Al principio, Berlín es una cama blanca. El sol calienta las paredes. La piel brilla, preludiando. Es fantástico.
Luego me quedo sola, y duermo la tarde.
Al cabo de unas horas, cuando siento que ya he llegado, salimos a pasear. Los espacios son tan grandes. Edificios que me resultan gigantescos, cuadrados. Ventanas. La avenida Karl Marx. Se hace de noche tras la lluvia (es agradable, ahora, mojarse la nariz).

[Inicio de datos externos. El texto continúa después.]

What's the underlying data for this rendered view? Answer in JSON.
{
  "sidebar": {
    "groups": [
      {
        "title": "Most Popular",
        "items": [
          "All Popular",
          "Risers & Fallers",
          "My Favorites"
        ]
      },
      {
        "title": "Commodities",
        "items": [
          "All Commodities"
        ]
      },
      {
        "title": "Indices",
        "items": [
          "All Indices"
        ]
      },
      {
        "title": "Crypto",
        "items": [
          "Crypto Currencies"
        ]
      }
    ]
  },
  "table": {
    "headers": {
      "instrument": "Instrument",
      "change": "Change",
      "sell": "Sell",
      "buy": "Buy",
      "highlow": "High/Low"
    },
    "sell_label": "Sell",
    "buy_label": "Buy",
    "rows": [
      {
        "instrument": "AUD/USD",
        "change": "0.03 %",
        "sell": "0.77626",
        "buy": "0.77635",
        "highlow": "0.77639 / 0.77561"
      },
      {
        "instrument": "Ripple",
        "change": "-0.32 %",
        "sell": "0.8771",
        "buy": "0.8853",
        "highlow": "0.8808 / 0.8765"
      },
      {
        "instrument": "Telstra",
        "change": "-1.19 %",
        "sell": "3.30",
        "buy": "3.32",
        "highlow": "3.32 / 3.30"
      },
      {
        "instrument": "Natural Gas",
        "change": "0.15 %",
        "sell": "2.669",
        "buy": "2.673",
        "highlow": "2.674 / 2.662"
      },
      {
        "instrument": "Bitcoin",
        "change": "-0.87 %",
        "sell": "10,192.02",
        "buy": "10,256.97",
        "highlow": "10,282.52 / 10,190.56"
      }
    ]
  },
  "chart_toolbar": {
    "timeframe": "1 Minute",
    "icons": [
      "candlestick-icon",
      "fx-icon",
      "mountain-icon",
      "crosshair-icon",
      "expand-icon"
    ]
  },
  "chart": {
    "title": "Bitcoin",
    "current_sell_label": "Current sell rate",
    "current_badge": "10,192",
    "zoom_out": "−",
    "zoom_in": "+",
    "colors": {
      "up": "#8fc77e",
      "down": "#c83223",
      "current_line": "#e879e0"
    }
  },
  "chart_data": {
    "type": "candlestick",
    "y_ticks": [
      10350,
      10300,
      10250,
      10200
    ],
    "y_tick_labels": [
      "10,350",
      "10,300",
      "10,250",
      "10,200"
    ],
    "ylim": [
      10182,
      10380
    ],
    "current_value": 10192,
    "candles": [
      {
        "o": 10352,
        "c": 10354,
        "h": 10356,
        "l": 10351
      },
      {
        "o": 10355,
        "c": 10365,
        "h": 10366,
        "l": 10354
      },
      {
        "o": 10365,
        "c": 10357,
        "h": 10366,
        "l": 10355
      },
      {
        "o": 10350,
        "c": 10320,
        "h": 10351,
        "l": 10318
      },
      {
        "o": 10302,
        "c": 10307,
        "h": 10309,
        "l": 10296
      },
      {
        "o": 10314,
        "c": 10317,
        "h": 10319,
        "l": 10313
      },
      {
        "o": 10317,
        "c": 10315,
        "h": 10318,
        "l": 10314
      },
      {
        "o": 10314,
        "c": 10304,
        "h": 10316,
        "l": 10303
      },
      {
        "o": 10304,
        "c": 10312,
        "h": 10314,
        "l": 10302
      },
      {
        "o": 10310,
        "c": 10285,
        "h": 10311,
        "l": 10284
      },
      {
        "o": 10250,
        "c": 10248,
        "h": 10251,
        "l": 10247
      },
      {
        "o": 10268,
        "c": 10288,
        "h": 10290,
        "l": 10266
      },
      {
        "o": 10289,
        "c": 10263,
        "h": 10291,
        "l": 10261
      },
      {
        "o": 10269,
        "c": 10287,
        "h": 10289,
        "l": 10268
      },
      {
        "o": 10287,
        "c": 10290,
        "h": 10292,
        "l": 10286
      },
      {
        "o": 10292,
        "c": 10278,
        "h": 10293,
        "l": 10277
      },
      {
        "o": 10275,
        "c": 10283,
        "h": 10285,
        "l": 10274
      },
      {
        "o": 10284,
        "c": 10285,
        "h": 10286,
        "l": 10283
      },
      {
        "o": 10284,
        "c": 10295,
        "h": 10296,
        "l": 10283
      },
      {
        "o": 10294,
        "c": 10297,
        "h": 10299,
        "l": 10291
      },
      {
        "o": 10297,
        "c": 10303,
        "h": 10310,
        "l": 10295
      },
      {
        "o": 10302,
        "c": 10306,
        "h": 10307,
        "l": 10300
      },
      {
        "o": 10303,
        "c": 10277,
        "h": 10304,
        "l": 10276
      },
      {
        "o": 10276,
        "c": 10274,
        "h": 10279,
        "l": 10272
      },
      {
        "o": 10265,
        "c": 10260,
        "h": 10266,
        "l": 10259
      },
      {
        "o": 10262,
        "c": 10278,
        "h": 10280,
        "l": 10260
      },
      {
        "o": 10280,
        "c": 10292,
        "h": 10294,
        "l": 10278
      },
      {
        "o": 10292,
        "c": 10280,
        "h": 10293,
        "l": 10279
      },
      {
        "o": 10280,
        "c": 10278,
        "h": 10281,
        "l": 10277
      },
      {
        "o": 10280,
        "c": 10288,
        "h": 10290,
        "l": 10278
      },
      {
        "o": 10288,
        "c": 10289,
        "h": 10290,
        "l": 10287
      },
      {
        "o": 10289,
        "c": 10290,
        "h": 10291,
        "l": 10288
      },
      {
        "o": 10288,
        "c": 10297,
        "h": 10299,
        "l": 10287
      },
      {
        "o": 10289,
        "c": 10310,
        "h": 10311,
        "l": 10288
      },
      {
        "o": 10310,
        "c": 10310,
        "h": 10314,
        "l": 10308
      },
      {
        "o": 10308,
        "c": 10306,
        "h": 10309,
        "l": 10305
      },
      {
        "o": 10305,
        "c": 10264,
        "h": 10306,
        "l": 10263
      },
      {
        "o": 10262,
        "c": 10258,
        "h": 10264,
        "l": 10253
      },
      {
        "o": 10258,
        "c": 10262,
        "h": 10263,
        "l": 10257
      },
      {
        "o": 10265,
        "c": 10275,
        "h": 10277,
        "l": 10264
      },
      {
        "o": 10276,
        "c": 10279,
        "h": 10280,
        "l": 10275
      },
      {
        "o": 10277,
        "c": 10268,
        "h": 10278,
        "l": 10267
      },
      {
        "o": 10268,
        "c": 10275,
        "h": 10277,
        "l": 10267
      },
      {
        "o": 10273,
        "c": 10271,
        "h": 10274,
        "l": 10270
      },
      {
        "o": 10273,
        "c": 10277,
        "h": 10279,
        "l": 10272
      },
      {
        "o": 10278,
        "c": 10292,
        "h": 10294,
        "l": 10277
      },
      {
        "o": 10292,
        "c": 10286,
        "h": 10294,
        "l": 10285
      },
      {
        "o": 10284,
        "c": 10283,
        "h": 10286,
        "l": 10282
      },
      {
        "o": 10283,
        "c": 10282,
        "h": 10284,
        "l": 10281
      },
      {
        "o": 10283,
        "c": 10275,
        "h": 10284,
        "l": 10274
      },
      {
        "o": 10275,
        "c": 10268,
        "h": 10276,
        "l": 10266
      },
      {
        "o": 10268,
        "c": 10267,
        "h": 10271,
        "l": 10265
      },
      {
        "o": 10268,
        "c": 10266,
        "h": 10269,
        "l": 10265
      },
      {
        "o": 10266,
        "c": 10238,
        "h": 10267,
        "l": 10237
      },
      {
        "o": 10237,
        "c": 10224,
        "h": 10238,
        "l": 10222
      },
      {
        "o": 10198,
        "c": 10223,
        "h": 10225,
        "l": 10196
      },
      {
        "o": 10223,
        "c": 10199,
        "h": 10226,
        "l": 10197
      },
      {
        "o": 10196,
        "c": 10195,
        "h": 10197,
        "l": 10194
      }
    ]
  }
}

La ciudad nos recibió primaveral, calurosa, algo española en los acentos de la gente del Sunflower. Pero agotamos la luz con nuestra lánguida guerra y cuando llegamos a la calle, un cielo tupido de blanco y unas aceras mojadas e inmensas habían sustituido al calor amenazante del mediodía. Miramos hacia arriba y hacia los lados, apenas nos cruzamos con personas. La lluvia cae amable, y nos refugiamos en una enorme librería que está a punto de cerrar. Tocamos las cubiertas de los libros viejos con nuestros dedos húmedos. Las estanterías son de madera oscura y reluciente, hay mesas y sillas para leer. No entiendo una palabra, y a pesar de eso saco algunos libros de su lugar, los abro, los guardo en mis manos durante unos minutos. Compramos un mapa y unos cómics antiguos. Después, nos encerramos a tomar café tras unos cristales, en una cafetería desnuda y amplia. No falta un detalle geométrico a mi alrededor. Me destellan los puntos de rojo desgarrado, el azul chillón de las flores dibujadas en la pared.
Se va yendo la luz del sol, que se pone, rosácea, tras lo lluvioso, y Alexanderplatz se abre ante nosotros, funcional y caótica, en obras, quieta de raíles. La luz es lo fluorescente. No existen las farolas en su verdadero sentido y el río parte en dos la piedra de una forma oscura y nítida, a la vez. Los museos enseñan su alumbrado interno, su funcionalismo estético. Unas proyecciones con sonido iluminan un edificio escondido en la avenida, detrás de la catedral. No hay nadie más que nosotros en la calle. Me gusta esta ciudad de historia renovada. Abrimos la boca, imagen tras imagen.
Pero tengo la sensación, eso sí, de que por este cielo preñado de lo último añil que queda en los bosques lejanos, sobre esta modernidad mil veces acabada y levantada, sonará el batir de alas de un pájaro monstruoso, enorme, de ruido prehistórico, y sobrevolará nuestras cabezas solitarias, con el pico abierto, mitológico, planeando entre los misteriosos e impertérritos cementos de Berlín. Como un terror liberado.
Ya la noche ha caído, y yo siento la ciudad achicándome el cuerpo. Me dejo hacer. La oscuridad en Berlín es valiente. La atravieso.